Volunteering made me who I am today.
When I was a child growing up in Ireland, volunteering enabled me to get out into the world and find new experiences – experiences which continue to positively influence my life.
As a teenager, my mother encouraged me to go and find people to support. She saw this as a way for me to spend my time usefully: being generous, learning new skills, and realising that life at home wasn’t all that bad compared to the struggles that others had to live with.
I wasn’t aware of these benign ulterior motives. I just wanted to spend time outside of my daily routines doing something with other people who were friendly, supportive mentors – and who would reward me for helping them with a sneaky Milky Bar and glass of 7 Up!

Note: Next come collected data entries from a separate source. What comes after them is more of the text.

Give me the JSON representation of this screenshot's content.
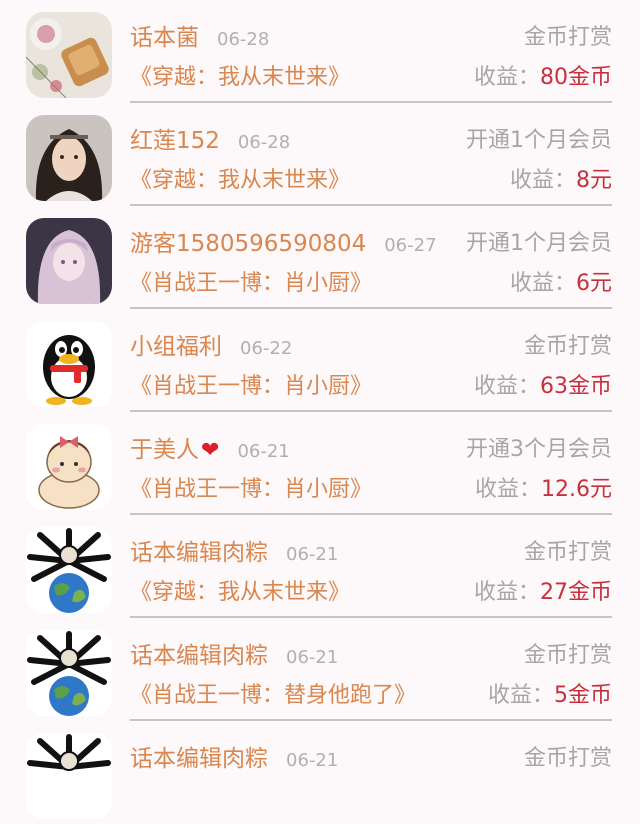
{
  "items": [
    {
      "name": "话本菌",
      "date": "06-28",
      "type": "金币打赏",
      "book": "《穿越：我从末世来》",
      "earn_label": "收益：",
      "earn_value": "80金币",
      "avatar": "food-photo"
    },
    {
      "name": "红莲152",
      "date": "06-28",
      "type": "开通1个月会员",
      "book": "《穿越：我从末世来》",
      "earn_label": "收益：",
      "earn_value": "8元",
      "avatar": "man-portrait"
    },
    {
      "name": "游客1580596590804",
      "date": "06-27",
      "type": "开通1个月会员",
      "book": "《肖战王一博：肖小厨》",
      "earn_label": "收益：",
      "earn_value": "6元",
      "avatar": "anime-girl"
    },
    {
      "name": "小组福利",
      "date": "06-22",
      "type": "金币打赏",
      "book": "《肖战王一博：肖小厨》",
      "earn_label": "收益：",
      "earn_value": "63金币",
      "avatar": "penguin"
    },
    {
      "name": "于美人",
      "heart": "❤",
      "date": "06-21",
      "type": "开通3个月会员",
      "book": "《肖战王一博：肖小厨》",
      "earn_label": "收益：",
      "earn_value": "12.6元",
      "avatar": "cartoon-girl"
    },
    {
      "name": "话本编辑肉粽",
      "date": "06-21",
      "type": "金币打赏",
      "book": "《穿越：我从末世来》",
      "earn_label": "收益：",
      "earn_value": "27金币",
      "avatar": "earth-spider"
    },
    {
      "name": "话本编辑肉粽",
      "date": "06-21",
      "type": "金币打赏",
      "book": "《肖战王一博：替身他跑了》",
      "earn_label": "收益：",
      "earn_value": "5金币",
      "avatar": "earth-spider"
    },
    {
      "name": "话本编辑肉粽",
      "date": "06-21",
      "type": "金币打赏",
      "book": "",
      "earn_label": "",
      "earn_value": "",
      "avatar": "earth-spider"
    }
  ],
  "colors": {
    "name": "#d9874f",
    "muted": "#a9a4a6",
    "value": "#c9303d"
  }
}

Not every volunteering endeavor was exciting – or easy! I fed my elderly neighbours’ animals, even though they sometimes scared me. I launched heavy rugs onto washing lines and beat them while the dust got into my eyes. I brushed and scrubbed stone floors until I got blisters on my hands. I cycled miles to get groceries until my legs ached. I weeded garden patches and received endless nettle stings. And yet I still knew these kind neighbours cared for my wellbeing by ensuring I was not overtired, was well fed, and that I felt safe and appreciated!

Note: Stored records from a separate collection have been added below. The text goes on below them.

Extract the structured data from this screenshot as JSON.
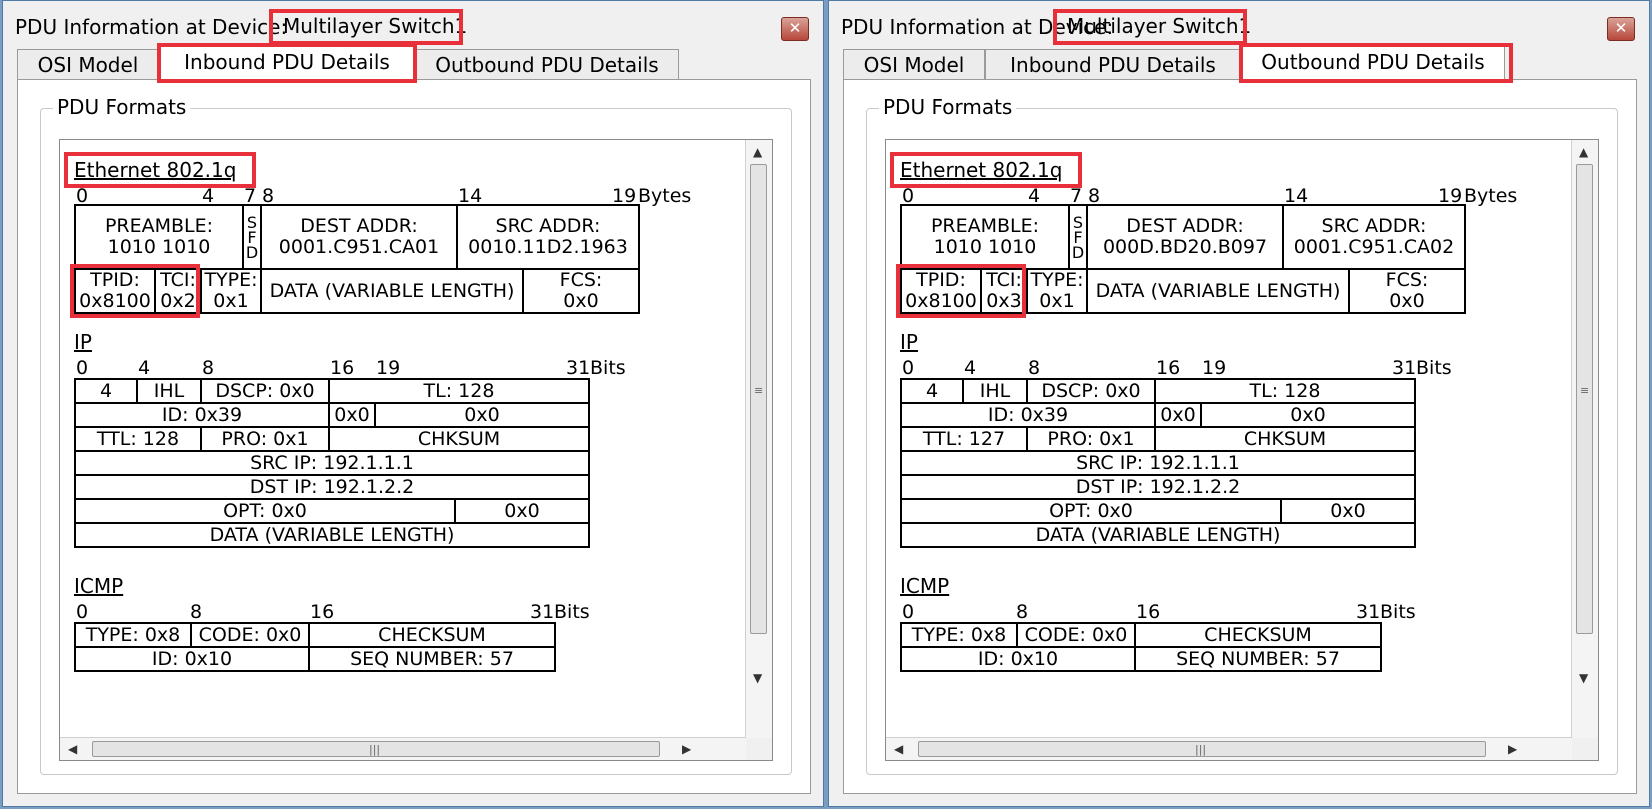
{
  "windows": [
    {
      "title": "PDU Information at Device: ",
      "device": "Multilayer Switch1",
      "close_glyph": "✕",
      "tabs": [
        "OSI Model",
        "Inbound PDU Details",
        "Outbound PDU Details"
      ],
      "active_tab": "Inbound PDU Details",
      "group_label": "PDU Formats",
      "ethernet": {
        "title": "Ethernet 802.1q",
        "ruler": [
          "0",
          "4",
          "7",
          "8",
          "14",
          "19",
          "Bytes"
        ],
        "preamble": [
          "PREAMBLE:",
          "1010 1010"
        ],
        "sfd": "SFD",
        "dest": [
          "DEST ADDR:",
          "0001.C951.CA01"
        ],
        "src": [
          "SRC ADDR:",
          "0010.11D2.1963"
        ],
        "tpid": [
          "TPID:",
          "0x8100"
        ],
        "tci": [
          "TCI:",
          "0x2"
        ],
        "type": [
          "TYPE:",
          "0x1"
        ],
        "data": "DATA (VARIABLE LENGTH)",
        "fcs": [
          "FCS:",
          "0x0"
        ]
      },
      "ip": {
        "title": "IP",
        "ruler": [
          "0",
          "4",
          "8",
          "16",
          "19",
          "31",
          "Bits"
        ],
        "version": "4",
        "ihl": "IHL",
        "dscp": "DSCP: 0x0",
        "tl": "TL: 128",
        "id": "ID: 0x39",
        "flags": "0x0",
        "frag": "0x0",
        "ttl": "TTL: 128",
        "pro": "PRO: 0x1",
        "chksum": "CHKSUM",
        "src_ip": "SRC IP: 192.1.1.1",
        "dst_ip": "DST IP: 192.1.2.2",
        "opt": "OPT: 0x0",
        "pad": "0x0",
        "data": "DATA (VARIABLE LENGTH)"
      },
      "icmp": {
        "title": "ICMP",
        "ruler": [
          "0",
          "8",
          "16",
          "31",
          "Bits"
        ],
        "type": "TYPE: 0x8",
        "code": "CODE: 0x0",
        "checksum": "CHECKSUM",
        "id": "ID: 0x10",
        "seq": "SEQ NUMBER: 57"
      }
    },
    {
      "title": "PDU Information at Device: ",
      "device": "Multilayer Switch1",
      "close_glyph": "✕",
      "tabs": [
        "OSI Model",
        "Inbound PDU Details",
        "Outbound PDU Details"
      ],
      "active_tab": "Outbound PDU Details",
      "group_label": "PDU Formats",
      "ethernet": {
        "title": "Ethernet 802.1q",
        "ruler": [
          "0",
          "4",
          "7",
          "8",
          "14",
          "19",
          "Bytes"
        ],
        "preamble": [
          "PREAMBLE:",
          "1010 1010"
        ],
        "sfd": "SFD",
        "dest": [
          "DEST ADDR:",
          "000D.BD20.B097"
        ],
        "src": [
          "SRC ADDR:",
          "0001.C951.CA02"
        ],
        "tpid": [
          "TPID:",
          "0x8100"
        ],
        "tci": [
          "TCI:",
          "0x3"
        ],
        "type": [
          "TYPE:",
          "0x1"
        ],
        "data": "DATA (VARIABLE LENGTH)",
        "fcs": [
          "FCS:",
          "0x0"
        ]
      },
      "ip": {
        "title": "IP",
        "ruler": [
          "0",
          "4",
          "8",
          "16",
          "19",
          "31",
          "Bits"
        ],
        "version": "4",
        "ihl": "IHL",
        "dscp": "DSCP: 0x0",
        "tl": "TL: 128",
        "id": "ID: 0x39",
        "flags": "0x0",
        "frag": "0x0",
        "ttl": "TTL: 127",
        "pro": "PRO: 0x1",
        "chksum": "CHKSUM",
        "src_ip": "SRC IP: 192.1.1.1",
        "dst_ip": "DST IP: 192.1.2.2",
        "opt": "OPT: 0x0",
        "pad": "0x0",
        "data": "DATA (VARIABLE LENGTH)"
      },
      "icmp": {
        "title": "ICMP",
        "ruler": [
          "0",
          "8",
          "16",
          "31",
          "Bits"
        ],
        "type": "TYPE: 0x8",
        "code": "CODE: 0x0",
        "checksum": "CHECKSUM",
        "id": "ID: 0x10",
        "seq": "SEQ NUMBER: 57"
      }
    }
  ],
  "colors": {
    "highlight": "#e8303a",
    "window_border": "#4f7aa5"
  }
}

In return for my help, my neighbours taught me how to make jam, butter, bread or scones from their farm produce. I increased my memory skills by learning the words of long ballads they loved to sing to me. They honed my craft skills – sewing, knitting, embroidery and crochet – and eventually, after these skills became intuitive, I realised their relaxing value. Perhaps this is why I am so excited about social prescribing.

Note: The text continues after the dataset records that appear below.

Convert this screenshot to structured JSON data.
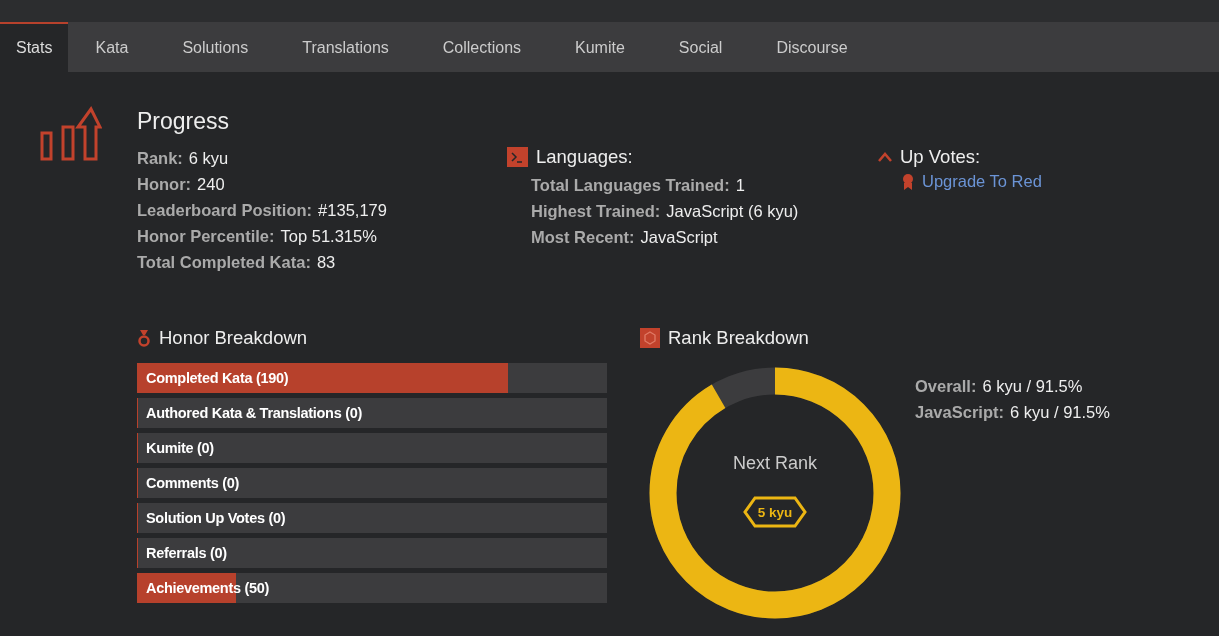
{
  "tabs": [
    {
      "label": "Stats",
      "selected": true
    },
    {
      "label": "Kata",
      "selected": false
    },
    {
      "label": "Solutions",
      "selected": false
    },
    {
      "label": "Translations",
      "selected": false
    },
    {
      "label": "Collections",
      "selected": false
    },
    {
      "label": "Kumite",
      "selected": false
    },
    {
      "label": "Social",
      "selected": false
    },
    {
      "label": "Discourse",
      "selected": false
    }
  ],
  "progress": {
    "title": "Progress",
    "stats": [
      {
        "label": "Rank:",
        "value": "6 kyu"
      },
      {
        "label": "Honor:",
        "value": "240"
      },
      {
        "label": "Leaderboard Position:",
        "value": "#135,179"
      },
      {
        "label": "Honor Percentile:",
        "value": "Top 51.315%"
      },
      {
        "label": "Total Completed Kata:",
        "value": "83"
      }
    ]
  },
  "languages": {
    "title": "Languages:",
    "stats": [
      {
        "label": "Total Languages Trained:",
        "value": "1"
      },
      {
        "label": "Highest Trained:",
        "value": "JavaScript (6 kyu)"
      },
      {
        "label": "Most Recent:",
        "value": "JavaScript"
      }
    ]
  },
  "up_votes": {
    "title": "Up Votes:",
    "link": "Upgrade To Red"
  },
  "honor_breakdown": {
    "title": "Honor Breakdown",
    "rows": [
      {
        "label": "Completed Kata (190)",
        "level": 0.79
      },
      {
        "label": "Authored Kata & Translations (0)",
        "level": 0
      },
      {
        "label": "Kumite (0)",
        "level": 0
      },
      {
        "label": "Comments (0)",
        "level": 0
      },
      {
        "label": "Solution Up Votes (0)",
        "level": 0
      },
      {
        "label": "Referrals (0)",
        "level": 0
      },
      {
        "label": "Achievements (50)",
        "level": 0.21
      }
    ]
  },
  "rank_breakdown": {
    "title": "Rank Breakdown",
    "ring": {
      "label": "Next Rank",
      "badge": "5 kyu",
      "level": 0.915
    },
    "stats": [
      {
        "label": "Overall:",
        "value": "6 kyu / 91.5%"
      },
      {
        "label": "JavaScript:",
        "value": "6 kyu / 91.5%"
      }
    ]
  }
}
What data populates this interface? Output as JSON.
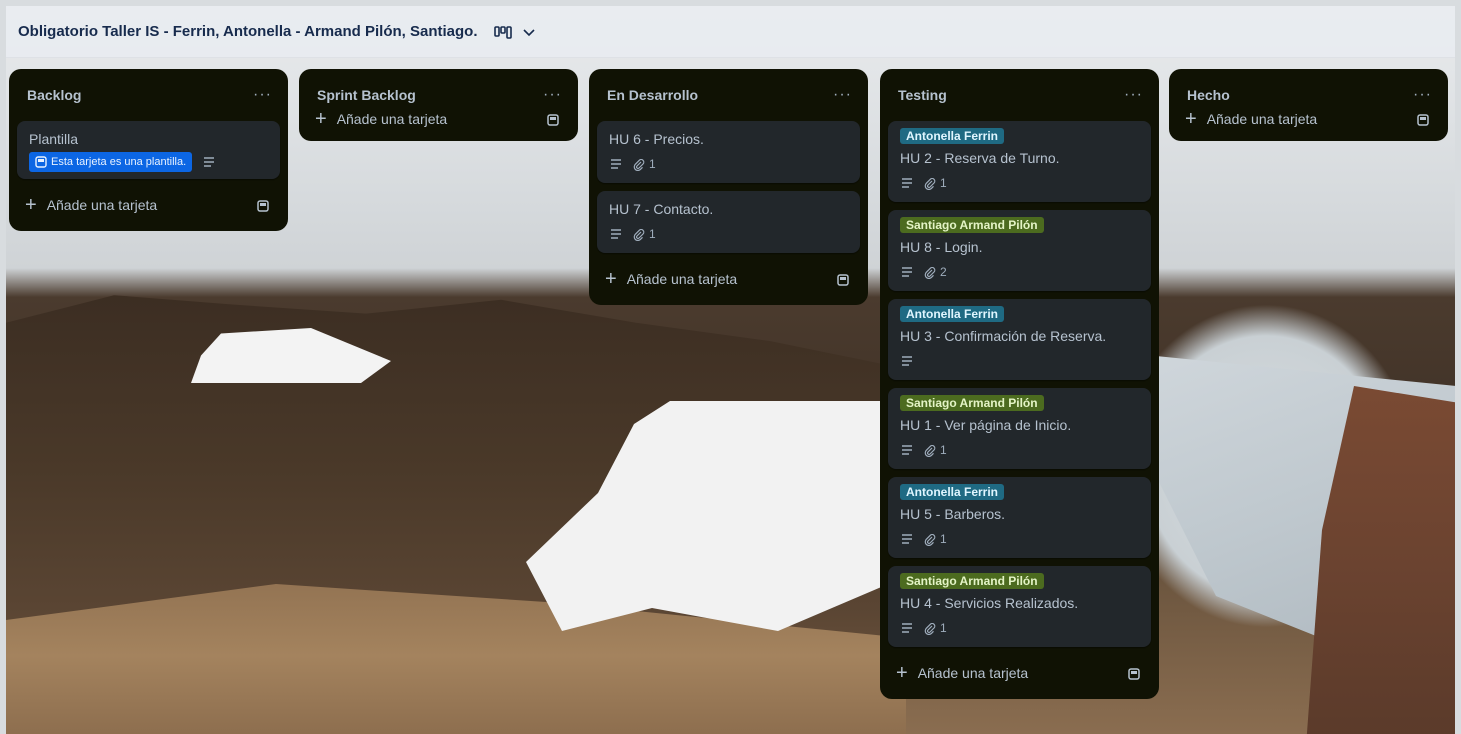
{
  "board": {
    "title": "Obligatorio Taller IS - Ferrin, Antonella - Armand Pilón, Santiago."
  },
  "add_card_label": "Añade una tarjeta",
  "lists": [
    {
      "title": "Backlog",
      "cards": [
        {
          "title": "Plantilla",
          "template_badge": "Esta tarjeta es una plantilla."
        }
      ]
    },
    {
      "title": "Sprint Backlog",
      "cards": []
    },
    {
      "title": "En Desarrollo",
      "cards": [
        {
          "title": "HU 6 - Precios.",
          "attachments": "1"
        },
        {
          "title": "HU 7 - Contacto.",
          "attachments": "1"
        }
      ]
    },
    {
      "title": "Testing",
      "cards": [
        {
          "label": "Antonella Ferrin",
          "title": "HU 2 - Reserva de Turno.",
          "attachments": "1"
        },
        {
          "label": "Santiago Armand Pilón",
          "title": "HU 8 - Login.",
          "attachments": "2"
        },
        {
          "label": "Antonella Ferrin",
          "title": "HU 3 - Confirmación de Reserva."
        },
        {
          "label": "Santiago Armand Pilón",
          "title": "HU 1 - Ver página de Inicio.",
          "attachments": "1"
        },
        {
          "label": "Antonella Ferrin",
          "title": "HU 5 - Barberos.",
          "attachments": "1"
        },
        {
          "label": "Santiago Armand Pilón",
          "title": "HU 4 - Servicios Realizados.",
          "attachments": "1"
        }
      ]
    },
    {
      "title": "Hecho",
      "cards": []
    }
  ],
  "colors": {
    "list_bg": "#101204",
    "card_bg": "#22272b",
    "label_antonella": "#1f6a83",
    "label_santiago": "#4c6b1f",
    "template_badge": "#0c66e4"
  },
  "icons": {
    "view_switch": "board-view-icon",
    "view_dropdown": "chevron-down-icon",
    "list_menu": "more-icon",
    "description": "description-icon",
    "attachment": "paperclip-icon",
    "template": "template-icon",
    "add": "plus-icon"
  }
}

It’s clear to me now that what I got back was more than I ever gave — and this is true of the experience of volunteering today. Hour by hour, task by task, volunteers across the Bailiwick continue to give wholeheartedly. I hope they realise how much they’re valued, for their efforts are making a real difference. They are the lifeblood of kinder, stronger, more connected community, one from which we all benefit.